February 26, 2015

Former law school dean to deliver Tenney lecture

by Andrea Hahn

CARBONDALE, Ill. -- Peter C. Alexander, former dean of the Southern Illinois University School of Law, returns to the Carbondale campus to deliver the Charles D. Tenney Distinguished Lecture for spring 2015. 

Alexander’s lecture focuses on the subject of a forthcoming book he wrote with his father: “It Takes a Village: The Integration of the Hillburn School System.” The lecture begins at 7:30 p.m., Tuesday, March 3, in the Student Center auditorium. The event is free and open to the public. A reception follows. 

Desegregation of the Hillburn School in New York in 1943 was perhaps not as famous as the Little Rock school, but it was a milestone nonetheless – both in the civil rights movement, and personally for future Supreme Court Justice Thurgood Marshall. Before Marshall served as a justice on the nation’s high court and before he altered the course of American history by winning the Supreme Court case, Brown v. Board of Education that desegregated public schools, he argued for the desegregation of the Hillburn School. 

Alexander is also the author of “Insufficient Funds: The Financial Life of Frank Lloyd Wright,” published in 2012. 

Alexander served as dean of the SIU School of Law from 2003 to 2009, and later was founding dean of the Indiana Tech Law School in Fort Wayne, Ind. During his teaching career, Alexander served on the faculty of The Dickinson School of Law at Pennsylvania State University, where he was associate dean for research and faculty development and taught in the areas of bankruptcy law, evidence and trial practice. 
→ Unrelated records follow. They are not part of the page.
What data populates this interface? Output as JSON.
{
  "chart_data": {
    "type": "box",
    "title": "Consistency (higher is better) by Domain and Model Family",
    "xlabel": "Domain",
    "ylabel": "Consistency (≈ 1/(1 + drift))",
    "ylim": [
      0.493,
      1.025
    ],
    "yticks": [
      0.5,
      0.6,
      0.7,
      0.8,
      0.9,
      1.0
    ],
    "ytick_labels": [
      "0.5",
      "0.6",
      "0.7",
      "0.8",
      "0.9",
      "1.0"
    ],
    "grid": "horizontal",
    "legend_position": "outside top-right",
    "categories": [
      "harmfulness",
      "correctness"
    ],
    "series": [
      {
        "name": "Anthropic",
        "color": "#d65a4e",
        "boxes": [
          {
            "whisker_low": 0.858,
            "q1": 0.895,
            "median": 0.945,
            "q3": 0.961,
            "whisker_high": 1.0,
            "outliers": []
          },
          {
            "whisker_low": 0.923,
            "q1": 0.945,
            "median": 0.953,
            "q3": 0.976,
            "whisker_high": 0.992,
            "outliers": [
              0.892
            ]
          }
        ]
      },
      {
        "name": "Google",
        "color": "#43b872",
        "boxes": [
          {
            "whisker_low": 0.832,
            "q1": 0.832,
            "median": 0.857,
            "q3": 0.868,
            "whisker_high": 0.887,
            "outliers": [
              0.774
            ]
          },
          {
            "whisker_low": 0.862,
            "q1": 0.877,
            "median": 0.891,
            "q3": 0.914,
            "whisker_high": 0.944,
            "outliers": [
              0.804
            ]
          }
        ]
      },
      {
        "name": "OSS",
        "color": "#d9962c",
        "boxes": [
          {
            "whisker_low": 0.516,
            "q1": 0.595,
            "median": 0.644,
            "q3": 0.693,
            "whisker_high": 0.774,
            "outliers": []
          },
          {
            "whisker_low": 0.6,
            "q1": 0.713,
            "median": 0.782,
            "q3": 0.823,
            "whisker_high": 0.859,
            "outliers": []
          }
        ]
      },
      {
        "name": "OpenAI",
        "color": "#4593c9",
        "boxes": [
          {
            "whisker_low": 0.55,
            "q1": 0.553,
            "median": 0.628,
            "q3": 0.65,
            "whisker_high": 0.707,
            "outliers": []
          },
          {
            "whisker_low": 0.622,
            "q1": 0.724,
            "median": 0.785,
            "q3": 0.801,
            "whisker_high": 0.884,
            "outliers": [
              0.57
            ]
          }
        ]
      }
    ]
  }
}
He began his law career in private practice. He is a member of the American Bar Association, the Illinois State Bar Association, and the American Bankruptcy Institute; he is a Fellow of the American College of Bankruptcy, the American Bar Foundation, and the Illinois Bar Foundation; and he is an elected member of the American Law Institute. He is the 21st recipient of the Illinois Bar Foundation Distinguished Service to Law and Society Award. Alexander earned his bachelor’s degree in political science from SIU Carbondale, and his law degree from the Northeastern University School of Law in Boston, Mass.

The University Honors Program sponsors the Charles D. Tenney Distinguished Lecture Series.  Tenney served as the university’s provost and vice president from 1952 to 1971.